At the risk of embarrassing my current self by exposing the remnants of a somewhat shoddy blog of my past I am re-energizing my blogging life. Welcome. After all, as painful as the past can be to look back at, it is and will always be a part of time and space. I can't change it (yet) so I'll take it and run.
I am going to Alaska for a while. I'm going to ride my bike and sit alongside a river and do some other things. I'm not sure what happens after that. But I am going to find out.
Walking out of my yoga studio today for possibly the last time and certainly the last time in a while left me feeling sort of the way you feel when someone amazing dies. Like -you miss them like nothing else and your heart feels compressed in your chest but the beauty of your time with them has been so great that there is a surpassing joy even in their passing. A loss which, in the light of the impact, makes you cry with gratitude and feel that you are the most blessed person on the earth. A strange grief. Walking out of the studio where I've shed veritable rivers of sweat and tears. Where much transformation of my physiology, mind and spiritual self has occurred. Amazing people taught me many of the greatest lessons of my life behind the door through which I have just exited. Struggle, struggle, frustration and bliss. Openness. A clear voice. And lots of true friends who will be missed!

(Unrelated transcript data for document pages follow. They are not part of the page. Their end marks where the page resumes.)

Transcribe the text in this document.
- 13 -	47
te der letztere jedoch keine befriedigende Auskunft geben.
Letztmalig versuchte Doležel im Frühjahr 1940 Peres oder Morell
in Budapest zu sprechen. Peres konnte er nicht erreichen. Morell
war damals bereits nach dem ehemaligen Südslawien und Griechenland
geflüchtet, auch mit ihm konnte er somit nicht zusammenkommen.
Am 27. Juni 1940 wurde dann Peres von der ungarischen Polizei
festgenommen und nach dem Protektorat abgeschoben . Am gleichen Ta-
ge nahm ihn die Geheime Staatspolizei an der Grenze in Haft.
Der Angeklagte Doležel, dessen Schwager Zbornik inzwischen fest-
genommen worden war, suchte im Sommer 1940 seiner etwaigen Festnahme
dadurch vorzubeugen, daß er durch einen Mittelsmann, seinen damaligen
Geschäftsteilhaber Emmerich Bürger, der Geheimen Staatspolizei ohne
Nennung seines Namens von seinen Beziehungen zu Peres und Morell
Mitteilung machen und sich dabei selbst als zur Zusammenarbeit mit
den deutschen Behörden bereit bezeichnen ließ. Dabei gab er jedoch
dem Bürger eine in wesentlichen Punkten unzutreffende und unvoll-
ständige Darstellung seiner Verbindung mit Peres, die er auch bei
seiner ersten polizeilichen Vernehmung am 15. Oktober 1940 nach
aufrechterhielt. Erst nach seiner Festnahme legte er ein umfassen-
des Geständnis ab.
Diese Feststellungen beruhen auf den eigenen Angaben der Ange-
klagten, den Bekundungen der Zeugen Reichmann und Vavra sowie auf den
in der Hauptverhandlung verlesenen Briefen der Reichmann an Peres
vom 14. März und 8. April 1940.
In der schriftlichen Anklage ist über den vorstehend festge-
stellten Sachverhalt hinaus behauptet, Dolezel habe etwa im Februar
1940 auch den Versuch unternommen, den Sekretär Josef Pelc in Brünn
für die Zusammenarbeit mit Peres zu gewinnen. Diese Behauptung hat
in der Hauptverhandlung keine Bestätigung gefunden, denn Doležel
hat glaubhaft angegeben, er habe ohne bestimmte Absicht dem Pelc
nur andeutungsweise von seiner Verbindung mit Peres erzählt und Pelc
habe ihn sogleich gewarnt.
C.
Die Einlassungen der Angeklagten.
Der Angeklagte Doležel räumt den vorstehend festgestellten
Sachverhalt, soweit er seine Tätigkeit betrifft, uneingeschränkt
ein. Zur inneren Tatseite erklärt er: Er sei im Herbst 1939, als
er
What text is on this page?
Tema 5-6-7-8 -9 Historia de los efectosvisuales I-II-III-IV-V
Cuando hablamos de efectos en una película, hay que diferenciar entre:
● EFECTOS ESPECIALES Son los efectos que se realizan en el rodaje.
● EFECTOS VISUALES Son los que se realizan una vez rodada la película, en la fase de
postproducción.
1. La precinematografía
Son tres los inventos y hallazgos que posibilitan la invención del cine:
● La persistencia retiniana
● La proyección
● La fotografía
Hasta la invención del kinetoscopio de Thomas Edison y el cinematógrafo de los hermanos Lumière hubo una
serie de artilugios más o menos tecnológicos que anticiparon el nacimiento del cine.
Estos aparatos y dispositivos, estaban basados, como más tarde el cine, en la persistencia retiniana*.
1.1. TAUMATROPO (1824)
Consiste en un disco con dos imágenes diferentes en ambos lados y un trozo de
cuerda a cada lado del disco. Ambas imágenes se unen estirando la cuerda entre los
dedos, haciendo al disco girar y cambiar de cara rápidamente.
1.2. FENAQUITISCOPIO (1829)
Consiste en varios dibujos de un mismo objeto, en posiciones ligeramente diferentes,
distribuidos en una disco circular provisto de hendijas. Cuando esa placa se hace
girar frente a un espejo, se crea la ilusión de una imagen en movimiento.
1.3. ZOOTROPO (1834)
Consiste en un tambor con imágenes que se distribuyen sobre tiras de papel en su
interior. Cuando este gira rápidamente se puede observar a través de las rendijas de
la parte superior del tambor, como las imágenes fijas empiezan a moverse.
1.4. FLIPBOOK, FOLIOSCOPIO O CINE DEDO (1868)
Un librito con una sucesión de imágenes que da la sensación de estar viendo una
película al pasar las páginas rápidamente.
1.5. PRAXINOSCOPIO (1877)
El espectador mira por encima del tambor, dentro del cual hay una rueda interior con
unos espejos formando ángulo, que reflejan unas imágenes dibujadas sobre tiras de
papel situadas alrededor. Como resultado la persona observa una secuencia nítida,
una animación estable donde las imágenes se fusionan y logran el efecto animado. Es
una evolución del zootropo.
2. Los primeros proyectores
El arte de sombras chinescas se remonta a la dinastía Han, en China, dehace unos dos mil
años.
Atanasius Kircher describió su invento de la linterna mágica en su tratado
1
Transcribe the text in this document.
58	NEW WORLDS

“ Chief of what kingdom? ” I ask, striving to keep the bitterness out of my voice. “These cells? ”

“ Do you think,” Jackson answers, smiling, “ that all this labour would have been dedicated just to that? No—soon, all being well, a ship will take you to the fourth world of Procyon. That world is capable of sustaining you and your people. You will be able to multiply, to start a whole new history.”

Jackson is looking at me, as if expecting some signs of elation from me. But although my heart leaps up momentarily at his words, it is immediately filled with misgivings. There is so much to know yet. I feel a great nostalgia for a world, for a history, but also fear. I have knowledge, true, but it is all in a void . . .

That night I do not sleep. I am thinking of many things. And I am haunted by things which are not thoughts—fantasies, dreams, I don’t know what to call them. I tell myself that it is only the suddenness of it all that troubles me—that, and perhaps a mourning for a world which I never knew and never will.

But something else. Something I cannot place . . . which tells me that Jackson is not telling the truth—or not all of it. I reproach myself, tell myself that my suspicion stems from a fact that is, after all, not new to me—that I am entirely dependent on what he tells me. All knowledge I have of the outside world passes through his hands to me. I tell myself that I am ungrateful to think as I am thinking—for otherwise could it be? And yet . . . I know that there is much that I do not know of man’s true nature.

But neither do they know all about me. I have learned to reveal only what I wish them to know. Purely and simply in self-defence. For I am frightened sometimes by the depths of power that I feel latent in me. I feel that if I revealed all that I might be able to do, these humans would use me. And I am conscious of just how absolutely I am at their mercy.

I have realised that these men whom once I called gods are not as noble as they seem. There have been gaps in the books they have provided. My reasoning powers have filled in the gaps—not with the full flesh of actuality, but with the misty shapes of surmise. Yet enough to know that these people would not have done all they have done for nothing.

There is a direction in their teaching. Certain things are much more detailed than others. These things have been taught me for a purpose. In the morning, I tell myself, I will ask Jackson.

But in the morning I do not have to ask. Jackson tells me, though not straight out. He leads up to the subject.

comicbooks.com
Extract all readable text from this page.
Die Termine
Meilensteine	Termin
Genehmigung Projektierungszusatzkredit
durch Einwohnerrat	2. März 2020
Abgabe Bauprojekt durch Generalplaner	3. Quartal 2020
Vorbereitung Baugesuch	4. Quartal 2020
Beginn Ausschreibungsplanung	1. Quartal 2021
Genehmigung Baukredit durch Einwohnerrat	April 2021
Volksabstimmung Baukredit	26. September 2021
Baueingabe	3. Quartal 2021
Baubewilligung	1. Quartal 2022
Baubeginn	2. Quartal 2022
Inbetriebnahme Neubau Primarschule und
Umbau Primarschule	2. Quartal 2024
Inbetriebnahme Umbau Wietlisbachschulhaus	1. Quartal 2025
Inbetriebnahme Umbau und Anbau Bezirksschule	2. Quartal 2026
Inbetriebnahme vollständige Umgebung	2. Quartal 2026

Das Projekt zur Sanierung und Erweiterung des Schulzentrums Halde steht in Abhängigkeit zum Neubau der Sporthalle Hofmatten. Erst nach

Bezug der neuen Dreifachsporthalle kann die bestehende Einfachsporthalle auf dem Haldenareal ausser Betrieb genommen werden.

The only other photos I have today are of the food I am dehydrating in preparation for my time on the road. I'm going crazy and will probably be dehydrating shit for the next week straight. It will be well worth it when I am in Canada, days away from a grocery store and hungry from biking all day.
Kind of weird, right? A large bell jar of homemade sauerkraut, dehydrated - I would guess down to about 3oz. It's awesome. Inspired by my friend, 'Dada-G', who makes the most incredible pickled, dried and oil preserved zucchini. Dried pickles. Who knew! It's genius. (Dada-G is also a master at sourdough bread and I am almost certain that he speaks the language of microbes).
Black quinoa cooked in vegetable broth. I am going to seriously love myself for this when I am in the Yukon.
And this concludes my rather disjointed post. I am still learning to format this from an I-phone app. It's not ideal. I'm sure things will get more interesting soon. I fly out in 8 days.